Efforts to diversify the international astronaut workforce are underway, with the European Space Agency recently selecting its first disabled astronaut to train. But despite this, people on space agency missions make up a very limited proportion of the population, so the only data we have on space health outcomes relates to this small group of people.
“I think it’s important to understand the breadth of humanity so that we can understand the full spectrum of humanity’s performance in space flight, not just our early pioneers,” Wu said.
Although commercial astronauts to date have been predominantly (but not exclusively) white, they represent a wider range of ages and backgrounds than professional astronauts. Future commercial missions could help expand the repository of human health in space. For example, the crew of the Polaris Dawn has an equal proportion of men and women, so gender comparisons can be made.
TRISH is building a repository that will collect biomedical data from Polaris Dawn and future commercial space missions. The aim is to collect data from a wider population, not just well-trained young astronauts with no medical conditions, to see how people with conditions such as diabetes or cardiovascular disease fare on space missions.
“We have to start collecting this data because we don’t know how [conditions] It will perform in space,” Wu explained.
impact on earth
One experiment on the Polaris Dawn mission that could have huge consequences seems simple on the surface: testing a tiny ultrasound scanner that crew members can use to scan themselves and collect medical data. Researchers are not only focusing on the device’s performance, but also on the best way to train crews to use it.
“We have to start collecting this data because we don’t know how [conditions] will perform in space”
While adapting hardware for space comes with its own challenges, preparation for using a handheld medical scanner, especially for someone who is not a trained medical professional, is about education and procedure.
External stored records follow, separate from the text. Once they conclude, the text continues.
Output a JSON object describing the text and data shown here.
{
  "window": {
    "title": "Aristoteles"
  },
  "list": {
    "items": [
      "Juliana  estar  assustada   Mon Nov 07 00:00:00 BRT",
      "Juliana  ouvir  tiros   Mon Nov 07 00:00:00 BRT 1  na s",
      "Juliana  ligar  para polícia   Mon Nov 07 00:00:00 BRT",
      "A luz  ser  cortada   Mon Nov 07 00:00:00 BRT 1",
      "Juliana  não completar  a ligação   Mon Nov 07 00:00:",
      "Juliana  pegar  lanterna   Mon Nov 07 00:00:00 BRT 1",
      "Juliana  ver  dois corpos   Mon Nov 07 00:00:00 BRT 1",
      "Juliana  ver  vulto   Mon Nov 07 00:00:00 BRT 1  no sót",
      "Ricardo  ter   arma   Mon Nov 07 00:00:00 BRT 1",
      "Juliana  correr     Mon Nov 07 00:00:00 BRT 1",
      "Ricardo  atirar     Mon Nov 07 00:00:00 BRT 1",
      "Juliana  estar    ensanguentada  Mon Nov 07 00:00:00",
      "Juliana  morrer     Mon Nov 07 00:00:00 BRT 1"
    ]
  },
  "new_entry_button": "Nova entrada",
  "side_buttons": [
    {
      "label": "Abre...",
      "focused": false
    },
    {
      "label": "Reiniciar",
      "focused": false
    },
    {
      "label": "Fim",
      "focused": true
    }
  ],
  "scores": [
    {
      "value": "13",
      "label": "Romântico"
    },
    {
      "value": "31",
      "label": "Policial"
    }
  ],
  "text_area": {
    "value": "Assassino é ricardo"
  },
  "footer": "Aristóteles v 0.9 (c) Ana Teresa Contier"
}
“There’s a series of studies surrounding this question: How do we provide pre-flight training before they go on a mission so that they can at least understand some of the basics?” Wu explained. “So, can we provide just-in-time training? So, can you give them a refresher as they prepare for the actual event?
It turns out that finding the best way to teach non-medical professionals how to use diagnostic equipment, and making those devices as small and rugged as possible, isn’t just useful in space. It could also be invaluable here on Earth, such as in rural areas or areas where people don’t have access to doctors.
“We talk about the concept of health equity and being able to provide services to underserved, low-resource settings,” Wu said. “If you can keep someone healthy far away in space, you should be able to do that anywhere on Earth.”